Lettre d’adieu à une enseignante
En ce début de la Semaine des enseignantes, j’adresse cette lettre à une jeune femme qui quitte le navire. D’autres l’ont déjà fait, et certaines sont à venir. Afin de préserver la vie privée de tous, les noms ont été changés.
Chère Sophie,
C’est une autre lourde perte pour le monde de l’éducation. Une autre femme investie et travaillante tire sa révérence. Comment ne pas être triste, préoccupée, choquée ?
Au Québec, nous avons dépassé la triste statistique de 25 % des jeunes enseignants qui quittent le milieu scolaire dans les cinq premières années de leur carrière ; nous en sommes maintenant à 30 %. Cette statistique varie légèrement selon les régions et les conditions de travail, mais elle met en évidence des défis importants liés à la rétention des enseignants, tels que la surcharge de travail, les conditions de travail difficiles et le manque de soutien.
Et que dire de la reconnaissance du travail accompli et des heures investies ? Seuls nos proches, témoins du temps et de l’amour investis auprès de nos élèves, sont en mesure d’évaluer la richesse du travail accompli.
Et que font nos dirigeants à cet égard ?
Chaque jour, dans nos milieux, on nous rappelle ce qui doit être fait et comment cela doit être fait.
On nous somme de nous former, de nous questionner sur nos pratiques, de comprendre, d’intervenir comme ceci mais pas comme cela, d’acheter là mais pas ici, de soigner pour ceci et pour cela, d’être bienveillant, comme ceci mais pas comme cela, de remplir des formulaires, celui-ci mais pas celui-là, de dire ceci mais pas cela…
On a beau débattre de ceci et de cela, amener des arguments ici et là, on ne nous entend pas.
Alors, il ne faut pas s’étonner que ça donne ceci et pas cela !
Et que feront nos gestionnaires pour corriger la situation ? Arriveront-ils avec des solutions innovantes ?

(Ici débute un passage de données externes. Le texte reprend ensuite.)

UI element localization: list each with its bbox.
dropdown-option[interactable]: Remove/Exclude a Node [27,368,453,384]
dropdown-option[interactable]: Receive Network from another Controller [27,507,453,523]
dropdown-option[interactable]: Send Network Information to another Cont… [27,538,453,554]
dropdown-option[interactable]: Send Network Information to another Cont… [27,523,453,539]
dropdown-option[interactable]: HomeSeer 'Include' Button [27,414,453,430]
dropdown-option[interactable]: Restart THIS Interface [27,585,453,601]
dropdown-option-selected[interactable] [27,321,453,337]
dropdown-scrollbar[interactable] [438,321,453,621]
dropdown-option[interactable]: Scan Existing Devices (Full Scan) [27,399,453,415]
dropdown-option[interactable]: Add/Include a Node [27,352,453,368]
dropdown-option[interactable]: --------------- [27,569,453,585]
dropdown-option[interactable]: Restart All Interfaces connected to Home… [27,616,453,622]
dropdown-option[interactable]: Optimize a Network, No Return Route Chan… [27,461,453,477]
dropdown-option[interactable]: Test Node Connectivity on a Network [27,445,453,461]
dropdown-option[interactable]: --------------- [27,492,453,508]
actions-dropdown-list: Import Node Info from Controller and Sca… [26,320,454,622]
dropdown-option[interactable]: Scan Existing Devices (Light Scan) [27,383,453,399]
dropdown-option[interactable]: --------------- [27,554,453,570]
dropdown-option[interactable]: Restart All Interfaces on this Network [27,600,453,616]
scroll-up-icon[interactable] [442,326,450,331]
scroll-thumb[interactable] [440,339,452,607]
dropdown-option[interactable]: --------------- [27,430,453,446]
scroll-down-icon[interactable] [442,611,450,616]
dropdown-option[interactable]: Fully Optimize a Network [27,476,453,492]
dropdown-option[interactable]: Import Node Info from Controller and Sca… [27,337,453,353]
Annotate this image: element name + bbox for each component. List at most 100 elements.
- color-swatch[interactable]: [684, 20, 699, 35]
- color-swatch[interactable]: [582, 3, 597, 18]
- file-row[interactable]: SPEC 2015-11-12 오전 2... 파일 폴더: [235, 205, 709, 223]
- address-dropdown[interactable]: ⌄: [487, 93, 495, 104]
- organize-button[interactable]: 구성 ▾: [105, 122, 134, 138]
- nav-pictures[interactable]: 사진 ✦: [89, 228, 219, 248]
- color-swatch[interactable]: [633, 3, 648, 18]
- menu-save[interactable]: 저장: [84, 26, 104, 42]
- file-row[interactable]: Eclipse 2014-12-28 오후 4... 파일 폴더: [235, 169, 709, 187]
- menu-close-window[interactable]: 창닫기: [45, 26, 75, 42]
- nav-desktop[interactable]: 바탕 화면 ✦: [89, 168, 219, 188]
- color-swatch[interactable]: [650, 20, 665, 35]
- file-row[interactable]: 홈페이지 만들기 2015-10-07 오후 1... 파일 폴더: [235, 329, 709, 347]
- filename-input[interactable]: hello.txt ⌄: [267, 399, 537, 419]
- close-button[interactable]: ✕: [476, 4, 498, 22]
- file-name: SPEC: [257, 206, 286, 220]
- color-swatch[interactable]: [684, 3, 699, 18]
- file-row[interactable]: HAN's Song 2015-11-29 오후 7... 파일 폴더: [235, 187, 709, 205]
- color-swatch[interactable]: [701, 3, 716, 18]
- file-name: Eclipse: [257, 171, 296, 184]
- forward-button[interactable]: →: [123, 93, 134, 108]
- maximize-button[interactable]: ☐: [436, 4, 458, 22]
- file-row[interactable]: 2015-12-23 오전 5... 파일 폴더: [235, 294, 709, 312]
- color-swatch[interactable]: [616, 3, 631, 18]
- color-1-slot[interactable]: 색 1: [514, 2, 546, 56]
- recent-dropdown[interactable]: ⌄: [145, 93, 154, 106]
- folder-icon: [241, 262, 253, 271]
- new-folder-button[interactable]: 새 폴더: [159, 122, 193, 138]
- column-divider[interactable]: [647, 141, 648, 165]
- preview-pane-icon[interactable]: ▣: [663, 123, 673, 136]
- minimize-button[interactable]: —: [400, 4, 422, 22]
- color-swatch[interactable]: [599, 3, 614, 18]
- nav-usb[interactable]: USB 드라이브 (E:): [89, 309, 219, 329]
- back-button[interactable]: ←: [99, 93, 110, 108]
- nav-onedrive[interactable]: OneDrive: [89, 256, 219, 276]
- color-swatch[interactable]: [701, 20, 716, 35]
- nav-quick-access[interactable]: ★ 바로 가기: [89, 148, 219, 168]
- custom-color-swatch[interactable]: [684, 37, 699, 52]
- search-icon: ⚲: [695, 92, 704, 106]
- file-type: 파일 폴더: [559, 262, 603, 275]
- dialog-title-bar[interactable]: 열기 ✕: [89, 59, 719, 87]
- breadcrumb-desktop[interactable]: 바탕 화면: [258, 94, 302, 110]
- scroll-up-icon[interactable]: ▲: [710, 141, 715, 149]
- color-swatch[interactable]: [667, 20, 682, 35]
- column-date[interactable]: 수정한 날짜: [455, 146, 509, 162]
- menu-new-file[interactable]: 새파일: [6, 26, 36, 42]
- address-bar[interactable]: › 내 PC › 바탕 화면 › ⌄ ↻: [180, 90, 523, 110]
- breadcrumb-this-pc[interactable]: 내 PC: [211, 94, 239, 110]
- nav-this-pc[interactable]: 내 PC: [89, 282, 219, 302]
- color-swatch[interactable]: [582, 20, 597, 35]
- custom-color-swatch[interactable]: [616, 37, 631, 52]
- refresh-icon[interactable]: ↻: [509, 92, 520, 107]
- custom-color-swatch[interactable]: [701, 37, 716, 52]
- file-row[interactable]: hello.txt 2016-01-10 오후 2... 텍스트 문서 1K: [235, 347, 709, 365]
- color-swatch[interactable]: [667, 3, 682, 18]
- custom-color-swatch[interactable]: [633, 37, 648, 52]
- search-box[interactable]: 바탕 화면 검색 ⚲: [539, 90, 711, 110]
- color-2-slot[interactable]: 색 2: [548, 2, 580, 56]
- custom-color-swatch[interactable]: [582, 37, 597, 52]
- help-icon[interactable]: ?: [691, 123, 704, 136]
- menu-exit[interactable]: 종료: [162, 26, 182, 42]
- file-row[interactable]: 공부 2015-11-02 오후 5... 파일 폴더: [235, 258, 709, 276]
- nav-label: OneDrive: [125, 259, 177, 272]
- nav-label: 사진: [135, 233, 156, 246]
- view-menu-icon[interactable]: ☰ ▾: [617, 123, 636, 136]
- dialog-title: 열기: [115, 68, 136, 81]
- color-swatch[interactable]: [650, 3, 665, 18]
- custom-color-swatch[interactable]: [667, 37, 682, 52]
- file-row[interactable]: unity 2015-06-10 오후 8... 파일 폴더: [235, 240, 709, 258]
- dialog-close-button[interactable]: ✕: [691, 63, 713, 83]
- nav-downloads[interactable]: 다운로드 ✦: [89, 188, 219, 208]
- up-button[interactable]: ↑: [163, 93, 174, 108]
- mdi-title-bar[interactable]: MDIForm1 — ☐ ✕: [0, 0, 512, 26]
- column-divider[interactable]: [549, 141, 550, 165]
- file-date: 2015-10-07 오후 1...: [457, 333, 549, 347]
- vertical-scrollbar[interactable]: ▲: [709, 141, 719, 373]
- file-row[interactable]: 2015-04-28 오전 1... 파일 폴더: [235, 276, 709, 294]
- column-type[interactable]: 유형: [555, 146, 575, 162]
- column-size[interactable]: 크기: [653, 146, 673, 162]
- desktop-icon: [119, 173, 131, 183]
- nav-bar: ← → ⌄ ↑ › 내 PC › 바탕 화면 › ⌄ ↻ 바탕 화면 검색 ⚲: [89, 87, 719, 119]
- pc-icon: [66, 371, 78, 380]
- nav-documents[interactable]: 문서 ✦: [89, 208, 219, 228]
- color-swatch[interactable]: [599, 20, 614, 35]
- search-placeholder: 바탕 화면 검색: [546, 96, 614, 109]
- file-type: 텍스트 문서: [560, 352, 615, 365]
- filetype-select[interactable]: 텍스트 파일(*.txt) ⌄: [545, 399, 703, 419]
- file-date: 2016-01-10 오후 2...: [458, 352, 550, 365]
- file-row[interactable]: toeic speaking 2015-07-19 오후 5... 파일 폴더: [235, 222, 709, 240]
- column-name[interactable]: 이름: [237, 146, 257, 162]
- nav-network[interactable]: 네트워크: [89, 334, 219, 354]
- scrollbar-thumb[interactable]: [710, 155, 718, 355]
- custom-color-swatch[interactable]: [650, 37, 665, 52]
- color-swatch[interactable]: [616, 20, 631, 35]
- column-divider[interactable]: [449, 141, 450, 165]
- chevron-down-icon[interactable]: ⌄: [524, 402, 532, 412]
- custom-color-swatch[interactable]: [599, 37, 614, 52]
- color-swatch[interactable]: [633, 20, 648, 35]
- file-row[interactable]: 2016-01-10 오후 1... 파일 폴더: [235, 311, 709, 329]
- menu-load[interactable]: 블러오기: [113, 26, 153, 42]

Les données probantes les inspireront-elles ?
En tiendront-ils compte ?
Celles qui nous quittent seront-elles interrogées sur les motifs de leur départ ?
Ce serait une bonne façon de procéder pour améliorer les conditions de pratique de ces travailleuses et de nous prouver, une fois pour toutes, que l’éducation est LA priorité au Québec.
Chose certaine, Sophie, il faudra que tu gardes avec toi, et pour toujours, le souvenir de huit parents immigrants qui se sont mobilisés et se sont rendus à l’école pour comprendre les raisons de ce drame qu’ils vivaient : le départ de madame Sophie.
Pour eux, assurément, tu as été une figure d’attachement, de bienveillance et d’autorité assez importante pour qu’ils réagissent à ton départ.
Prends-le comme un coup de chapeau. Bonne chance pour la suite !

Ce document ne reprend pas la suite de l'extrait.